ECI Report Snapshot: The wisdom of one of Lafayette’s oldest subdivisions

by Christiaan Mader

Sterling Grove figures large in the Connector's history. It will also figure large in the Connector's legacy.

A beautification and redevelopment concept for Sterling Grove sketched by ECI designers Evangeline Corridor Initiative

[Editor's Note: The following is the fourth part in a series of distillations and analysis of reports published by LCG's Evangeline Corridor Initiative. An earlier version of this story incorrectly stated that Sterling Grove is the oldest subdivision in Lafayette. That distinction belongs to Mill's Addition. We regret the error.]

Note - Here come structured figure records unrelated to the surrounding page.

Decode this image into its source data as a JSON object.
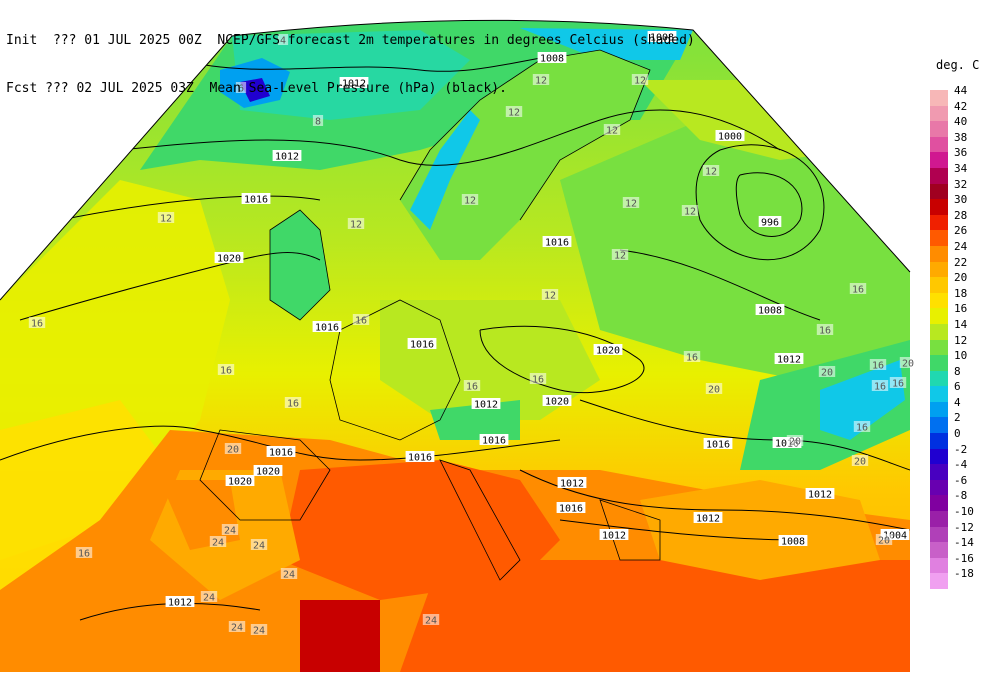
{
  "header": {
    "init_label": "Init",
    "init_value": "??? 01 JUL 2025 00Z",
    "fcst_label": "Fcst",
    "fcst_value": "??? 02 JUL 2025 03Z",
    "title_line1": "NCEP/GFS forecast 2m temperatures in degrees Celcius (shaded)",
    "title_line2": "Mean Sea-Level Pressure (hPa) (black)."
  },
  "legend": {
    "title": "deg. C",
    "entries": [
      {
        "value": "44",
        "color": "#f7b7b7"
      },
      {
        "value": "42",
        "color": "#f09ab0"
      },
      {
        "value": "40",
        "color": "#e878a8"
      },
      {
        "value": "38",
        "color": "#e050a0"
      },
      {
        "value": "36",
        "color": "#d01890"
      },
      {
        "value": "34",
        "color": "#b00050"
      },
      {
        "value": "32",
        "color": "#a00020"
      },
      {
        "value": "30",
        "color": "#c80000"
      },
      {
        "value": "28",
        "color": "#f02000"
      },
      {
        "value": "26",
        "color": "#ff5a00"
      },
      {
        "value": "24",
        "color": "#ff8c00"
      },
      {
        "value": "22",
        "color": "#ffaa00"
      },
      {
        "value": "20",
        "color": "#ffc800"
      },
      {
        "value": "18",
        "color": "#ffe000"
      },
      {
        "value": "16",
        "color": "#e8f000"
      },
      {
        "value": "14",
        "color": "#b8e820"
      },
      {
        "value": "12",
        "color": "#78e040"
      },
      {
        "value": "10",
        "color": "#40d868"
      },
      {
        "value": "8",
        "color": "#20d8b0"
      },
      {
        "value": "6",
        "color": "#10c8e8"
      },
      {
        "value": "4",
        "color": "#00a0f0"
      },
      {
        "value": "2",
        "color": "#0070f0"
      },
      {
        "value": "0",
        "color": "#0030e0"
      },
      {
        "value": "-2",
        "color": "#2000d0"
      },
      {
        "value": "-4",
        "color": "#4800c0"
      },
      {
        "value": "-6",
        "color": "#6800b0"
      },
      {
        "value": "-8",
        "color": "#8000a0"
      },
      {
        "value": "-10",
        "color": "#9a20a8"
      },
      {
        "value": "-12",
        "color": "#b040b8"
      },
      {
        "value": "-14",
        "color": "#c860c8"
      },
      {
        "value": "-16",
        "color": "#e080e0"
      },
      {
        "value": "-18",
        "color": "#f0a0f0"
      }
    ]
  },
  "isobar_labels": [
    "1008",
    "1008",
    "1012",
    "1008",
    "1012",
    "1016",
    "1020",
    "1016",
    "1000",
    "996",
    "1016",
    "1016",
    "1020",
    "1008",
    "1012",
    "1016",
    "1020",
    "1020",
    "1016",
    "1016",
    "1016",
    "1016",
    "1016",
    "1012",
    "1012",
    "1012",
    "1012",
    "1020",
    "1012",
    "1012",
    "1008",
    "1004"
  ],
  "temp_labels": [
    "4",
    "6",
    "8",
    "12",
    "12",
    "12",
    "12",
    "12",
    "12",
    "12",
    "12",
    "12",
    "12",
    "12",
    "12",
    "16",
    "16",
    "16",
    "16",
    "16",
    "16",
    "16",
    "16",
    "16",
    "16",
    "16",
    "16",
    "16",
    "20",
    "20",
    "20",
    "20",
    "20",
    "20",
    "20",
    "24",
    "24",
    "24",
    "24",
    "24",
    "24",
    "24",
    "24",
    "16"
  ]
}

Not only is Sterling Grove one of Lafayette’s oldest subdivision, its residents are among the I-49 Connector’s oldest gadflies. Since the early 1990s, folks hailing from the majestic oaken streets east of the Thruway have lobbied to keep the Connector as far away from their historic homes as they could manage. The once, and likely present, residents of Lafayette’s first historic district succeeded in bending the Connector away from the Romanesque facade of St. Genevieve’s Catholic Church, playing a key role in shaping the geometry of the Connector’s current design.

For the purposes of the Evangeline Corridor Initiative’s federally funded studies, the dissents and desires of Sterling Grove’s current residents are collected along with those of locals to the nearby LaPlace and Simcoe neighborhoods, which don’t face exactly the same issues. Proximity to the Connector is an obvious and shared concern, but the report also points to standing complaints of widespread blight, crime, pervasive homelessness and noise — i.e. the rumbling of passing trains and their noxious horns —which affect each neighborhood in similar but evidently varying degrees.

LaPlace and Simcoe have not attracted much affluence by way of stately and historic homes, as has been the case in Sterling Grove. Those two neighborhoods want to redress concerns regarding the Connector similar to those communicated by Sterling Grove, but they lack the clout of federal historic protections granted to that neighborhood. The historic designation enabled residents of Sterling Grove to win considerations in the Connector’s original environmental documents and consequent preliminary designs of several years ago.

By and large, folks in all three neighborhoods feel left out of Lafayette's late twentieth century growth. Like residents of the other historic interior neighborhoods studied by ECI — McComb-Veazey, Downtown, Freetown/Port Rico — neighbors in Sterling Grove, La Place and Simcoe blame the Evangeline Thruway for disconnecting them from a Lafayette which sprawled southward and outward, in a microcosm of white flight.

However the Connector is built through the district — as an elevated or buried mainline — it appears that reconnecting with Downtown is a priority for residents in the area.

“If Downtown were more accessible, then a lot of the challenges would be eliminated,” the report says of area accessibility. An upcoming re-striping of a stretch of West Congress Street will connect La Place to Downtown with bike lanes, crosswalks and reduced traffic speeds. That’s a development yet threatened by the Connector’s eventual design.

Of particular note here is poor access to essential services like urgent care clinics or hospitals, pharmacies, grocery stores and money. While not explicit, the report alludes to at least anecdotal cases of redlining in the three neighborhood district— an illegal practice in which banks refuse loans in poverty stricken neighborhoods, usually populated with minorities. That perception comports with the crushing investment malaise reported throughout the studied Corridor.

That cycle of disinvestment could be largely tangential to issues raised by the Connector’s construction. Why urban, historic city centers suffer the way that they do is a complicated topic not limited to infrastructural racism. Yet the report reveals a sense that the interstate’s structure could mitigate or make worse the economic prospects in that area.

Residents want commercial activity, but they don’t want the big box retail, gas stations and hotels typically associated with interstate zones. They want what they perceive to be the privileged bounty of the other side of the Thruway — wine bars, cafés and farmers markets. That’s a familiar refrain. Once again, as in McComb-Veazey and Freetown, folks in Sterling Grove perceive themselves on the wrong side of the tracks.